Another factor that affects all students whose families don’t live in Toronto, but especially international students, is that flights become more expensive toward the end of the year. The Faculty of Arts & Science notoriously releases its exam schedule late in the semester, which barely leaves time to properly plan travel under normal circumstances if you don’t want to pay an exorbitant amount of money to go home over the winter break. The sudden cancellation of in-person exams this fall semester meant missed chances to return or spend more time at home for many students because of the high prices of travelling, assuming a flexibility most international students don’t have.

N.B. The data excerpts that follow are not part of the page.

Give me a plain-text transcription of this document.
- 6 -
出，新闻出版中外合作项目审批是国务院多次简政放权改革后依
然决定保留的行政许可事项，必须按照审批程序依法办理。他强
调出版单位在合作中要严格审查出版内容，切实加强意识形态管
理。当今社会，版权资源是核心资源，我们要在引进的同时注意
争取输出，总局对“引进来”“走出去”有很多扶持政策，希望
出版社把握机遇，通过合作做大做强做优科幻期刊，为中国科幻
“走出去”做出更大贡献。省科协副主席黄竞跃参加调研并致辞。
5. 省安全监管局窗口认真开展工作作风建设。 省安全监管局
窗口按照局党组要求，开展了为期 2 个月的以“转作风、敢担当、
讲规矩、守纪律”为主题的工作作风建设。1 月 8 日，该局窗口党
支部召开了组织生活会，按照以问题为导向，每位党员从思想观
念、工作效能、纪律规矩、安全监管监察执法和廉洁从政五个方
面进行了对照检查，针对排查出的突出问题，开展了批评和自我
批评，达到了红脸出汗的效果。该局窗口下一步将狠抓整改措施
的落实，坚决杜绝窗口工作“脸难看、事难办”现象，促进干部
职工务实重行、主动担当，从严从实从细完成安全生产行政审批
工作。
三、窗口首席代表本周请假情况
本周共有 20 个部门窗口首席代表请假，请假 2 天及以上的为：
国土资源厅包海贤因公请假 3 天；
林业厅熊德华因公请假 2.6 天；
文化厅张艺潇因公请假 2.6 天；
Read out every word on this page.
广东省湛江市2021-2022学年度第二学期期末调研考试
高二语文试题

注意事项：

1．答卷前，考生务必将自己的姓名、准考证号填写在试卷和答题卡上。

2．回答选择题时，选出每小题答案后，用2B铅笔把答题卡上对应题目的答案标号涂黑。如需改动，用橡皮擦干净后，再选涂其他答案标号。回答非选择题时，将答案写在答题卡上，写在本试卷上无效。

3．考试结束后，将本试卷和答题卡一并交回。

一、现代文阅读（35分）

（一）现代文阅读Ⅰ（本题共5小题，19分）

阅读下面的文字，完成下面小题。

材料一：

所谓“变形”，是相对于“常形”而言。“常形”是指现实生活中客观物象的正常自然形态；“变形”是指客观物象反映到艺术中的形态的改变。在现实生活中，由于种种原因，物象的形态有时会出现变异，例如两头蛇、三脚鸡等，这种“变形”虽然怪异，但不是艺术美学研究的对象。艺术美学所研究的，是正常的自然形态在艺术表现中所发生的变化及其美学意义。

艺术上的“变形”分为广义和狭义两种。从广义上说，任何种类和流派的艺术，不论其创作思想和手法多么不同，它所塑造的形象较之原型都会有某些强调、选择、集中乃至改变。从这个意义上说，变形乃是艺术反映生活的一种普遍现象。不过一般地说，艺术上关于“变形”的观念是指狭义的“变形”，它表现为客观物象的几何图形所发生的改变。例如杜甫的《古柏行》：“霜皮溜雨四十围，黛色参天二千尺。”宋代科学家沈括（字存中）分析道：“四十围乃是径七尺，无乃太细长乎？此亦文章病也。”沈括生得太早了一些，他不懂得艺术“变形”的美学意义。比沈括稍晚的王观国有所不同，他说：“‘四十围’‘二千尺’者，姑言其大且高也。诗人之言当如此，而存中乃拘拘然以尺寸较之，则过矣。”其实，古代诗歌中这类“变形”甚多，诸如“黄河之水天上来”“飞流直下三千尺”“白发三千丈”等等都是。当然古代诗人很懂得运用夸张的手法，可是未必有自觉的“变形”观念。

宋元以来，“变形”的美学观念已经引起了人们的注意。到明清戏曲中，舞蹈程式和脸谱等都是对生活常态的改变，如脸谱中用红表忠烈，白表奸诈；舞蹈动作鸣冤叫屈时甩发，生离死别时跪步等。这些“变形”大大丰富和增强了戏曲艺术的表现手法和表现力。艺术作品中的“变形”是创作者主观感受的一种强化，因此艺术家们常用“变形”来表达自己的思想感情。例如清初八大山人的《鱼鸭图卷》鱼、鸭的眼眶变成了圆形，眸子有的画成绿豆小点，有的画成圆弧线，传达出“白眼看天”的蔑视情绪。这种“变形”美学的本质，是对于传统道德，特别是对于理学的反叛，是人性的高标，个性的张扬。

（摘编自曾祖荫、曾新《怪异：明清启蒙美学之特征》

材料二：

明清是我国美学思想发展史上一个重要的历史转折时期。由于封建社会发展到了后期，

While the move to online instruction for the first three weeks of the winter semester is certainly helpful for international students who might have had to miss the start of the semester otherwise, the change was announced so late that most people had already made their travel plans. Additionally, why didn’t the university administration just push back the start of the winter semester as it did in 2021? A decision such as this would have made it easier for international students to return home from countries with long and strict quarantine requirements, such as China.
U of T had over 13,000 Chinese international students in the 2020–2021 academic year, and international students in general make up more than 20 per cent of the student body. Our financial contributions to U of T’s annual budget exceed those of the provincial government. Regardless, international students deserve to be considered properly in the administration’s decision-making. We need a comprehensive, transparent, and timely overview of the plans of action for different scenarios, and the support and accommodations available to all students.
Luise Hellwig is a fourth-year human geography and political science student at University College. She is one of the administrative coordinators for the International Studentsʼ Advocacy Network at U of T.